File Name of the Packaging File
Define the name of the surrounding packaging file.
If needed it is also possible here to define a relative path (relative to the path inside the connection), e.g. subfolder/filename.csv. If the specified path does not exist yet, it will be created automatically
Define the file name of in which the data will be saved.
If needed it is also possible here to define a relative path (relative to the path inside the connection or packaging file), e.g. subfolder/filename.csv. Only GZIP does not support paths inside them.
Please note the following: - The extension containing the data type of the file (e.g. ".txt" or ".csv") won't be added automatically, so if you need it, it has to be defined here. - The file name is still important if you have chosen ZIP or GZIP as packaging type, because the file name will then determine the name of the file contained inside the ZIP or GZIP.
Data Type of File
With these configuration options it is possible to define the data type of the result file and how it should be parsed.
- Select the data type. At the moment only CSV is available.
- The delimiter token is used to indicate the boundary between two separate data entities. For example, if one row in a CSV looks like "Bier", "Butter", "Brezn" the comma indicates the separation into the three different words.

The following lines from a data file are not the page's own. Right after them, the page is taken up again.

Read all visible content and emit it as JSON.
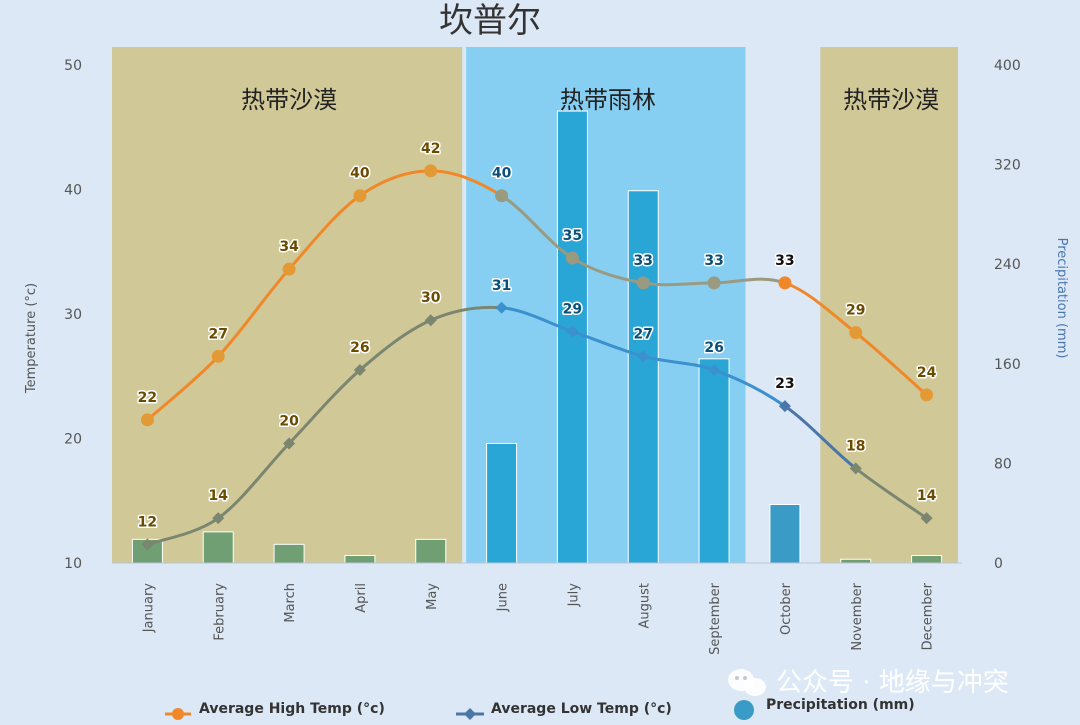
{
  "chart_data": {
    "type": "line",
    "title": "坎普尔",
    "categories": [
      "January",
      "February",
      "March",
      "April",
      "May",
      "June",
      "July",
      "August",
      "September",
      "October",
      "November",
      "December"
    ],
    "series": [
      {
        "name": "Average High Temp (°c)",
        "type": "line",
        "axis": "left",
        "color": "#f0882a",
        "values": [
          22,
          27,
          34,
          40,
          42,
          40,
          35,
          33,
          33,
          33,
          29,
          24
        ],
        "plotted": [
          21.5,
          26.6,
          33.6,
          39.5,
          41.5,
          39.5,
          34.5,
          32.5,
          32.5,
          32.5,
          28.5,
          23.5
        ]
      },
      {
        "name": "Average Low Temp (°c)",
        "type": "line",
        "axis": "left",
        "color": "#3c8fce",
        "values": [
          12,
          14,
          20,
          26,
          30,
          31,
          29,
          27,
          26,
          23,
          18,
          14
        ],
        "plotted": [
          11.5,
          13.6,
          19.6,
          25.5,
          29.5,
          30.5,
          28.6,
          26.6,
          25.5,
          22.6,
          17.6,
          13.6
        ]
      },
      {
        "name": "Precipitation (mm)",
        "type": "bar",
        "axis": "right",
        "color": "#2aa6d6",
        "values": [
          19,
          25,
          15,
          6,
          19,
          96,
          363,
          299,
          164,
          47,
          3,
          6
        ]
      }
    ],
    "ylabel": "Temperature (°c)",
    "y2label": "Precipitation (mm)",
    "ylim": [
      10,
      50
    ],
    "yticks": [
      10,
      20,
      30,
      40,
      50
    ],
    "y2lim": [
      0,
      400
    ],
    "y2ticks": [
      0,
      80,
      160,
      240,
      320,
      400
    ],
    "zones": [
      {
        "label": "热带沙漠",
        "from": "January",
        "to": "May",
        "color": "#d1c897"
      },
      {
        "label": "热带雨林",
        "from": "June",
        "to": "September",
        "color": "#87cff2"
      },
      {
        "label": "热带沙漠",
        "from": "November",
        "to": "December",
        "color": "#d1c897"
      }
    ],
    "legend": "bottom",
    "grid": false
  },
  "watermark": "公众号 · 地缘与冲突"
}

- The escape token is used to indicate that a character is not used as a control character, but as the actual character. For example if a cell contains a string with a comma, the escape token will be placed before it, so it is not recognized as column separator by a CSV parser. So for example, if you have a row containing the string "not\, separated", you will receive the desired single data entry "not, separated", rather than the string being split into "not" and "separated" (assuming that the comma is selected as delimiter in the other configuration).
- The string escape token is used to indicate where a string starts.
- Select the file encoding. Currently only UTF-8 is supported.
Note that even though the data type of the result file is CSV, and it is parsed as such, the file can for example be saved as ".txt" file if the extension is defined in the "File Name" section. For the mentioned example this works without errors, but this is not the case for every file type. So be careful what extension you define in the file name to avoid corrupted files.
This processor will either generate a data table, a file in the configured file system or will store the data directly to a data base. According to the configuration, this data table will be created or an existing one will be modified i.e replaced or appended.
In this example, some processors were used to apply some transformations on an input dataset:
- Ordering Processor: used to sort the input dataset.
- Columization Processor: used to generate new columns.
- Bucketing Processor: used to generate buckets.
- Column Selection Processor: used to select some columns from the input.